Death of a Ladies Man

part of something i wrote on the train

Leonard Cohen drenched the first month of our relationship. Sam would writhe on the floor of his tiny, dirty apartment, singing to me how he’d howl at the moon like a dog in heat. He did wear the chain. I tugged on it when I wanted him to kiss me.

The first time I entered his apartment I was sick for hours beforehand. I was sure he’d try to sleep with me or ask me to touch him. Instead, he apologized for the state of it. Magazines and books littered the floor. The walls were bare except for a poster of Johnny Got His Gun and a small wooden cross.

I sat on the edge of his bed. “Are you Catholic?” I asked.

He stretched his arms above his head like a muscled brown cat. I felt, in that moment, with the weak sunlight catching his hair, that he was the most beautiful thing alive. “I’m something,” he said, unsmiling.

“It was perfect,” I told my psychiatrist that week. “He is perfect. He didn’t make me do anything. We kissed a little, that’s all.”
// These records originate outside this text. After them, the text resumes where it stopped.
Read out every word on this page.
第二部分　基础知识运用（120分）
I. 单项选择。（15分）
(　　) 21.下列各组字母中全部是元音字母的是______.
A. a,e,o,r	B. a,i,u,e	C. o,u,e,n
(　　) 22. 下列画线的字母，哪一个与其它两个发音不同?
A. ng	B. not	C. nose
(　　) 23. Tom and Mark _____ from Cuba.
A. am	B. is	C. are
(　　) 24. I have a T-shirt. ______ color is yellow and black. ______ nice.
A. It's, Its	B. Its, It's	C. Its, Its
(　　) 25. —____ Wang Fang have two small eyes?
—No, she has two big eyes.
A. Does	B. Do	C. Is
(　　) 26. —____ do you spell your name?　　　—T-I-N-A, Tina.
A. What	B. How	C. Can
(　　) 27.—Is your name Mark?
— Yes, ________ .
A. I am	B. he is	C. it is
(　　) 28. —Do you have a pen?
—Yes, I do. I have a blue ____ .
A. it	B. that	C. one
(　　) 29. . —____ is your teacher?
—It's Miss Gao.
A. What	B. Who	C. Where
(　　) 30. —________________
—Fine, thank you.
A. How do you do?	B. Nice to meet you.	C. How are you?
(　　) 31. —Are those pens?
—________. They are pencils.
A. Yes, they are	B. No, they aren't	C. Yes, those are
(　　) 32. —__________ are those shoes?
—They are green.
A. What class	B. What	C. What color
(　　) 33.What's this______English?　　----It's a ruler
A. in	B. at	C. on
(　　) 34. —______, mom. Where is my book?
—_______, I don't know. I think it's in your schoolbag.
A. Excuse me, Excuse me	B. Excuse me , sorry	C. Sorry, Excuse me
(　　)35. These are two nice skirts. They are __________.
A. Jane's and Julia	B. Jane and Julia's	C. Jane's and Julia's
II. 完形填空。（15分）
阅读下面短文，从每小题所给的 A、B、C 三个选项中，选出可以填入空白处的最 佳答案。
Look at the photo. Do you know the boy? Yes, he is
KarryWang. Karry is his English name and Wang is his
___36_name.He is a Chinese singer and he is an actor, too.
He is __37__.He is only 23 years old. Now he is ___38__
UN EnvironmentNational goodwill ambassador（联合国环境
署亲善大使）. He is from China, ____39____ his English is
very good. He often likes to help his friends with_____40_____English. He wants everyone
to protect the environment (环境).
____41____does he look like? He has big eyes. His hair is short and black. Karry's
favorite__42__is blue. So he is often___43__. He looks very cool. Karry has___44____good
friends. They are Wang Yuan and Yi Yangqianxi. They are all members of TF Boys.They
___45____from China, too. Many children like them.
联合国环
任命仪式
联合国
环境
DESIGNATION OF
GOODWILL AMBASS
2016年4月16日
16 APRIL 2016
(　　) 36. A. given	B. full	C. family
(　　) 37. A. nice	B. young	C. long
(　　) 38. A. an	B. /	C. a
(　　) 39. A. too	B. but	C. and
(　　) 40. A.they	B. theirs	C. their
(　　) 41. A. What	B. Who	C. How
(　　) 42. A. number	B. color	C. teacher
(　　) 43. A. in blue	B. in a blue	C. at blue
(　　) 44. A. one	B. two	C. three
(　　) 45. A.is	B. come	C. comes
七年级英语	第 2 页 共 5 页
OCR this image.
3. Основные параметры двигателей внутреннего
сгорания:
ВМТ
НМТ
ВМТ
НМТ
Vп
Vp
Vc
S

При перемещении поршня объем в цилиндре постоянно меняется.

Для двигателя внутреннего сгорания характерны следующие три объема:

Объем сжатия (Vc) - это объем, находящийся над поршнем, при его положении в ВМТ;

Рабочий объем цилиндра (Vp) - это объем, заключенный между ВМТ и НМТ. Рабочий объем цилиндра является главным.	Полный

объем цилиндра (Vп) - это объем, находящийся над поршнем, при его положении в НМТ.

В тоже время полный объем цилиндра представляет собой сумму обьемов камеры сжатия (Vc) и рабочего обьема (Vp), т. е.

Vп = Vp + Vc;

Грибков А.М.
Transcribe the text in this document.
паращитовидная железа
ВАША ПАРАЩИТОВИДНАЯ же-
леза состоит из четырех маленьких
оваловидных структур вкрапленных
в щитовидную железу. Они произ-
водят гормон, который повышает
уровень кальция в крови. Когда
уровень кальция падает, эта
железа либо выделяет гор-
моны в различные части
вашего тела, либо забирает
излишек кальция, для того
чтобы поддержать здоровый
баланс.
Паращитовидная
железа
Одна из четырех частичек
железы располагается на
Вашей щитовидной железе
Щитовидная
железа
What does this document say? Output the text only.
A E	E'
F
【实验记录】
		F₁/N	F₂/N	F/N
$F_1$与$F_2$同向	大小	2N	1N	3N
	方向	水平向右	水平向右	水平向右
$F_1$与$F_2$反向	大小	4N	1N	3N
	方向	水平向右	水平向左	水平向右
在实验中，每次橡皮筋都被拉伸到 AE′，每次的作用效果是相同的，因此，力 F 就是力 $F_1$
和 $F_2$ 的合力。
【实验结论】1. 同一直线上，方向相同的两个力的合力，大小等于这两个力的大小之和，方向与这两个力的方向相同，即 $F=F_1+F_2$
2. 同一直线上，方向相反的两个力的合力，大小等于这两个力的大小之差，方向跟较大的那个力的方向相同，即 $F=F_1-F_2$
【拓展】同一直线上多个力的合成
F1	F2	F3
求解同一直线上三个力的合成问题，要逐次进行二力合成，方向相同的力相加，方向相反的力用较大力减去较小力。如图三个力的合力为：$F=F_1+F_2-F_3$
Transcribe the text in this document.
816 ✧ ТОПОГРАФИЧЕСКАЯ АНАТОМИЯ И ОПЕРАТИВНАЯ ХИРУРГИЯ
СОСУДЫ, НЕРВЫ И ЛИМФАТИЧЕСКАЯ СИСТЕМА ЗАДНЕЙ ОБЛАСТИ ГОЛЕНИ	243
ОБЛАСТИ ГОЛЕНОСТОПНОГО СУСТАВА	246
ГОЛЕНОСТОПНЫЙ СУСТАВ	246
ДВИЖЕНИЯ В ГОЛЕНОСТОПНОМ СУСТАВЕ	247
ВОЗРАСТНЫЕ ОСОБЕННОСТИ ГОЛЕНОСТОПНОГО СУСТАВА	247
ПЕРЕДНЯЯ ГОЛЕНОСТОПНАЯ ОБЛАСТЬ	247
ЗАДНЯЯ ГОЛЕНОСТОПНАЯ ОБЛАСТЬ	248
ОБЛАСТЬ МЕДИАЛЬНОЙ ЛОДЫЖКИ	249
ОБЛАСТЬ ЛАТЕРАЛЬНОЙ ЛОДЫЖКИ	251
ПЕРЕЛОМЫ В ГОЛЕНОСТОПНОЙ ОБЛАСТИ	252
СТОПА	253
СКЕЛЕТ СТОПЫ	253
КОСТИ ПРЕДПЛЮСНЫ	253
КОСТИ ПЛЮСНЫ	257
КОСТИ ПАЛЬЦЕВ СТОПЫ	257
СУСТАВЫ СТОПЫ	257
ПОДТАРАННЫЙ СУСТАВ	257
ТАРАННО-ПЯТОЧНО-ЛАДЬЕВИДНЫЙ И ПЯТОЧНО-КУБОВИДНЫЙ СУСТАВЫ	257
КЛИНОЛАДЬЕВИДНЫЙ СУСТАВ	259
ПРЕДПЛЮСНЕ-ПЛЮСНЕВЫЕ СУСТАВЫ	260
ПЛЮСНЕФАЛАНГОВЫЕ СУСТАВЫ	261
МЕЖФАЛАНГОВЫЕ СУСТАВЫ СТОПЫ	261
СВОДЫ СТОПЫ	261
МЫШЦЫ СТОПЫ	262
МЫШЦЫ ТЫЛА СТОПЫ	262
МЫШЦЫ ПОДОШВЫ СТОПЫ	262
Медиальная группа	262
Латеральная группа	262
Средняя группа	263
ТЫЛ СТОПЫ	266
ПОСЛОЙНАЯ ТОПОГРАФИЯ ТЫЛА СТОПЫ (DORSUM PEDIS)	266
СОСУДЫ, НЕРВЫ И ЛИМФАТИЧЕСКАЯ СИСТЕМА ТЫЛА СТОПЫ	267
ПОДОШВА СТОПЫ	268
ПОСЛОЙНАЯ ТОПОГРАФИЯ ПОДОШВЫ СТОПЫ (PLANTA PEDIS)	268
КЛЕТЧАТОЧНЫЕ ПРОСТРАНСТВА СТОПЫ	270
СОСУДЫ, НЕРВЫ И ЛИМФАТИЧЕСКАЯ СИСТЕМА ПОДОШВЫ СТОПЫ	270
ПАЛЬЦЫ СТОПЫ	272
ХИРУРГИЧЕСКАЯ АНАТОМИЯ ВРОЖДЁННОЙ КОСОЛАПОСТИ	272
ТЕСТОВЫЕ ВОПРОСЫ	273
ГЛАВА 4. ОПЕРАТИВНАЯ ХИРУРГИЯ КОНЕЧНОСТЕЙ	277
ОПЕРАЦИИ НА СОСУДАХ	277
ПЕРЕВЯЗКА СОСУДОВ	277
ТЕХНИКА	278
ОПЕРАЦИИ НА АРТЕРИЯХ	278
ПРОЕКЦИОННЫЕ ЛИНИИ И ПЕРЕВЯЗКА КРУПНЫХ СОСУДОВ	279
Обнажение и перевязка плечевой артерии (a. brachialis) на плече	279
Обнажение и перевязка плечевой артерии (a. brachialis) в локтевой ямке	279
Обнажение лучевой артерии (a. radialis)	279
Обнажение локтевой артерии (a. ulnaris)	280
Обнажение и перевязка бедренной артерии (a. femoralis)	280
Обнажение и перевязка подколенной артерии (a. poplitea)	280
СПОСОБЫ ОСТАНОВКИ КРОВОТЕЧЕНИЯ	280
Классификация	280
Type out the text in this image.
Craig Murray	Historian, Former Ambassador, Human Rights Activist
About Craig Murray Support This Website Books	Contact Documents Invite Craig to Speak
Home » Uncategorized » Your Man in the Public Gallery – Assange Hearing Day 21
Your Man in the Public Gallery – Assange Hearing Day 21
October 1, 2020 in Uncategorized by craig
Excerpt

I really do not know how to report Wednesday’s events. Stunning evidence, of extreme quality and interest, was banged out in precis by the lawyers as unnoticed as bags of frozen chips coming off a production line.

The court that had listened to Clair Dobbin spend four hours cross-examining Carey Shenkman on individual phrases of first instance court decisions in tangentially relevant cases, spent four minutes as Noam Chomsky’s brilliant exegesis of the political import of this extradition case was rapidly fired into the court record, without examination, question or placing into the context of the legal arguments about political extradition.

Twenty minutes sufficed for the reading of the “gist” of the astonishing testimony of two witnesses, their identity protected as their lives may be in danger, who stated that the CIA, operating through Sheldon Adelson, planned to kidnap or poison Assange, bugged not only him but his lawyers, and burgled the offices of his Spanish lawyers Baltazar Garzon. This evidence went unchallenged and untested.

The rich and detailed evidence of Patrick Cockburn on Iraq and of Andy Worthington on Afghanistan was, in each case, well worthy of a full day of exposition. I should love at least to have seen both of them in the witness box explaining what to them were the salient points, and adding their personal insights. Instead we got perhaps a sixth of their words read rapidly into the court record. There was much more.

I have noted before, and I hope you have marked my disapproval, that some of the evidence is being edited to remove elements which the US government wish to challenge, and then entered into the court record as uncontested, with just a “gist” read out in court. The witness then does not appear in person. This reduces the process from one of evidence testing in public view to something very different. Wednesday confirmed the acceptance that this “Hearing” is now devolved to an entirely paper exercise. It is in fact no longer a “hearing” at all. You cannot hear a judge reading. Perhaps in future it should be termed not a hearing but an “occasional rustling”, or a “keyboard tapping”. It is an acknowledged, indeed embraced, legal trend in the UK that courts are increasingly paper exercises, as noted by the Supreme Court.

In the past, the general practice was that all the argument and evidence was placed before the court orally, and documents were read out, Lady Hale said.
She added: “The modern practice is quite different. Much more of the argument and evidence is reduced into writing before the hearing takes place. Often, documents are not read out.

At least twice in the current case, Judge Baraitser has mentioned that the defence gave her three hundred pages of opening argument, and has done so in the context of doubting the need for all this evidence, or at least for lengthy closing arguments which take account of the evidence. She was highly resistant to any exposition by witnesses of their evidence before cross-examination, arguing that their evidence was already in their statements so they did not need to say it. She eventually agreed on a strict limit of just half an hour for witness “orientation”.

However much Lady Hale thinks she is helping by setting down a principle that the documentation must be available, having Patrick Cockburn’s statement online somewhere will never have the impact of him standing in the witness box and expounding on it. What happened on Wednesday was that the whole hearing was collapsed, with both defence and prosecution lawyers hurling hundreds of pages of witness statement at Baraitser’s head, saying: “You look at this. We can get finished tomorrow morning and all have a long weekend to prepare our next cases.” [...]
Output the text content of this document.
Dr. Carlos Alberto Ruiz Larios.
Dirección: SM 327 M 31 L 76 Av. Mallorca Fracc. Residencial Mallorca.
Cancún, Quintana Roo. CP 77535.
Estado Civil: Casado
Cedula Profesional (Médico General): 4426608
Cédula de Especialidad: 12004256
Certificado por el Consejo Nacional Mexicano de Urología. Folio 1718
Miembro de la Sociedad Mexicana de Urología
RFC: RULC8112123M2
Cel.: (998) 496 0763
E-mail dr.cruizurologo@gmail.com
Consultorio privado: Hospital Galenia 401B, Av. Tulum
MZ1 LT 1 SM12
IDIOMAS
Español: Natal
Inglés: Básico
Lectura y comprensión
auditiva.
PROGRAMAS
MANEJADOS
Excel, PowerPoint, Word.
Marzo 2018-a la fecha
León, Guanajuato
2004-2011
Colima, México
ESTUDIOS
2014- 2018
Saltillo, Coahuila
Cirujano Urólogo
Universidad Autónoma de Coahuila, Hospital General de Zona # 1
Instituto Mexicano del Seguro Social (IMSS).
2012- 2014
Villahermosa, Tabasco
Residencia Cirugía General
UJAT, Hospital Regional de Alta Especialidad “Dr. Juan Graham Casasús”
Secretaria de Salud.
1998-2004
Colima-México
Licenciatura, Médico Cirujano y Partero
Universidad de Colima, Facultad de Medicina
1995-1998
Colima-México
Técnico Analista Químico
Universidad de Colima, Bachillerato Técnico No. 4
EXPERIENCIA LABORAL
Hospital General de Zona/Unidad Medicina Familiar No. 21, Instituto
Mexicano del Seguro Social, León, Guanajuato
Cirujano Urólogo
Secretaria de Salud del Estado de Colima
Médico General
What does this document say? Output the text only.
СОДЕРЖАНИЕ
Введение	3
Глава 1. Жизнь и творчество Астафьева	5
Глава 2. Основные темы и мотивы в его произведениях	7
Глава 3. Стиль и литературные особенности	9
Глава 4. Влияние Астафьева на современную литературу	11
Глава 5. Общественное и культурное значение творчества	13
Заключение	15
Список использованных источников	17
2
She suggested after every appointment that I might benefit from also seeing a therapist. I only wanted for somebody to comprehend just how much I adored this man. Even now, the world refuses to understand.

“I’m worried,” she said, her thin brown hair hanging nicely around her shoulders. “that you’ve severed your connections to the world once again. And I know you haven’t refilled your medication. I spoke to your pharmacist.”

“I’ve never been more connected to the world,” I told her. “I don’t even need to create art. Simply existing in his presence is fulfilling. Just be happy for me. I’m not an idiot. I don’t even believe in love. I’m not delusional in thinking he’ll marry me. But be happy for me.”

She smiled politely. “If that’s what you need from me, I’m happy for you.” Before I left her office she reminded me to pick up my medication.

Sam’s favorite album at the time was Death of a Ladies Man. He sang along softly as he stroked my hair. I wasn’t fluent in English, I’d make him translate the meandering sentences into French. He did so happily.

"How come you’re so perfect in English?” I asked one night as he peeled a potato. He was making a budget raclette, though it was only September.

He asked me to turn up the stereo. “My father was Canadian,” he said. “I’m only French by circumstance.”

“I’m sad I didn’t know that sooner.”

He shrugged. “You can’t know everything about a person. Not even yourself.”